Zdarzenie miało miejsce około dziewiątej rano czasu lokalnego. Pracujący w Białym Domu dziennikarze czekający na telekonferencję z prezydentem Trumpem poinformowali za pośrednictwem mediów społecznościowych, że agenci Secret Service zamknęli drzwi. Cały budynek został postawiony w stan tzw. lockdown czyli zamknięto wszystkie wejścia. Procedura ta stosowana jest w przypadku wystąpienia zagrożenia.
Podobne sceny rozegrały się także w budynku Kapitolu, gdzie strzegący polityków agenci Secret Service odcięli większość pomieszczeń i ewakuowali wiele osób, oraz w wielu innych miejscach stolicy USA.
White House totally on lockdown. All press being sheltered in place inside briefing room. Similar reported response at the a U.S. Capitol + congressional office buildings pic.twitter.com/9GlXpH1qLq
— j.d. durkin (@jd_durkin) November 26, 2019
Szybko wyszło na jaw, że działanie agentów miało związek z samolotem, który naruszył bez pozwolenia zamkniętą strefę powietrzną nad Waszyngtonem. Na jego spotkanie z bazy lotniczej Andrews ruszyły myśliwce. Nieoficjalnie wiadomo, że w stan gotowości postawiono również baterie rakiet przeciwlotniczych.

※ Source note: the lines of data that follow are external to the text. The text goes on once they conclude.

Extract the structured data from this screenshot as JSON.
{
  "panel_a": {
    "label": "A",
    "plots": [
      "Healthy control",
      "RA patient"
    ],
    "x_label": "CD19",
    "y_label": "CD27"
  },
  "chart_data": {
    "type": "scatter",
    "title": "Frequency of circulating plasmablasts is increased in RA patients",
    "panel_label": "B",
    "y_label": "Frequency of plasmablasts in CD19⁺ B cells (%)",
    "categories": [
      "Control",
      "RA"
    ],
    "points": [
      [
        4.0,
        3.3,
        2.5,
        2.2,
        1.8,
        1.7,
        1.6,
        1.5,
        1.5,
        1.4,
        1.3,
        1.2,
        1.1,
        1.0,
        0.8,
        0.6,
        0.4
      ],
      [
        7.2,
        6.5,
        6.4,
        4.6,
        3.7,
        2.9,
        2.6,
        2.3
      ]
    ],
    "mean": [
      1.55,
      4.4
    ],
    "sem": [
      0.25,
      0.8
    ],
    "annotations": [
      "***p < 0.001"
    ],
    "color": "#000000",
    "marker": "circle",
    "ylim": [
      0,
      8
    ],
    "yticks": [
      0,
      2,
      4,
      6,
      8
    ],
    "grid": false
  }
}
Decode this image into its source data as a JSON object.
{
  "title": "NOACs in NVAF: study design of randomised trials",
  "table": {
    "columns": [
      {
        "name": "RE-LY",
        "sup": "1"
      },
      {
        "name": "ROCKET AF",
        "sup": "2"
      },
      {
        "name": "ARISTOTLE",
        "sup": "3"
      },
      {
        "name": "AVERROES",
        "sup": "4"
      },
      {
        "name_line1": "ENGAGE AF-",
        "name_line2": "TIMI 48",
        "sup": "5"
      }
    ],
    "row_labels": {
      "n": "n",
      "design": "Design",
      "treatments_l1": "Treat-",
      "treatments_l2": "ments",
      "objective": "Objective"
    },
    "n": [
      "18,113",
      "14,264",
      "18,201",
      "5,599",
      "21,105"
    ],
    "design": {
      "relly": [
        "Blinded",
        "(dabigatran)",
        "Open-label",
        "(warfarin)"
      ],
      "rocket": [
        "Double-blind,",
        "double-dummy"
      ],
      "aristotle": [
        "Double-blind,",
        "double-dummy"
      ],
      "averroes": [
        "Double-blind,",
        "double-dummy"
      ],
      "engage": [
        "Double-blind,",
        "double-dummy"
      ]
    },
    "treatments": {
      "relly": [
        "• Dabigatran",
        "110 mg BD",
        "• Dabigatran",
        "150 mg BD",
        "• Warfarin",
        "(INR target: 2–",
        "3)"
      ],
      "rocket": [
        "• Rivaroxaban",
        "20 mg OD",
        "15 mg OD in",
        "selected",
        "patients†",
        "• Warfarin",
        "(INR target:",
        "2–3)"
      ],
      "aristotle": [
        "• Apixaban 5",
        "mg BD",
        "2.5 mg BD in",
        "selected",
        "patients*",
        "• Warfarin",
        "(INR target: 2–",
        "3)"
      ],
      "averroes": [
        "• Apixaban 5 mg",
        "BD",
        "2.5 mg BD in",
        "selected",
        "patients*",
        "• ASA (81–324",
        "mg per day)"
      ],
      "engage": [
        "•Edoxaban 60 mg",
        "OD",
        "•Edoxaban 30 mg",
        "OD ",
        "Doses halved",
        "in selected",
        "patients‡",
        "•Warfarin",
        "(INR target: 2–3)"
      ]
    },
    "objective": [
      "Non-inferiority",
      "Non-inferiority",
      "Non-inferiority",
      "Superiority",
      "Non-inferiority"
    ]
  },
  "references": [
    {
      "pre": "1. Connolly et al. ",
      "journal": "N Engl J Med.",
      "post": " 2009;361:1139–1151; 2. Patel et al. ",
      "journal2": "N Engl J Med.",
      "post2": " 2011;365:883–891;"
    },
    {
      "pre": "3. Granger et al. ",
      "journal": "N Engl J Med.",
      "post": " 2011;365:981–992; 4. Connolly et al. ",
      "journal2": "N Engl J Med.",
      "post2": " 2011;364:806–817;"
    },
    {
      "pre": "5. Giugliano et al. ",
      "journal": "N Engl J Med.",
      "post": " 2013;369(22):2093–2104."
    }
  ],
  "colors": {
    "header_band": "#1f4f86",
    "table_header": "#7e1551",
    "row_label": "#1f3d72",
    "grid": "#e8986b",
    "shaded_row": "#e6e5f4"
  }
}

Alarm w Kapitolu skończył się 9 minut później. W Białym Domu potrwał nieco dłużej, około kwadransa. Amerykańskie media donoszą, że władze od początku zakładały, że samolot nie ma wrogich zamiarów. Trudno się jednak dziwić ich reakcji biorąc pod uwagę zamach z 11 września 2001.
Na razie nie wiadomo jaki samolot wywołał panikę w Waszyngtonie i co stało się z nim po przechwyceniu przez myśliwce.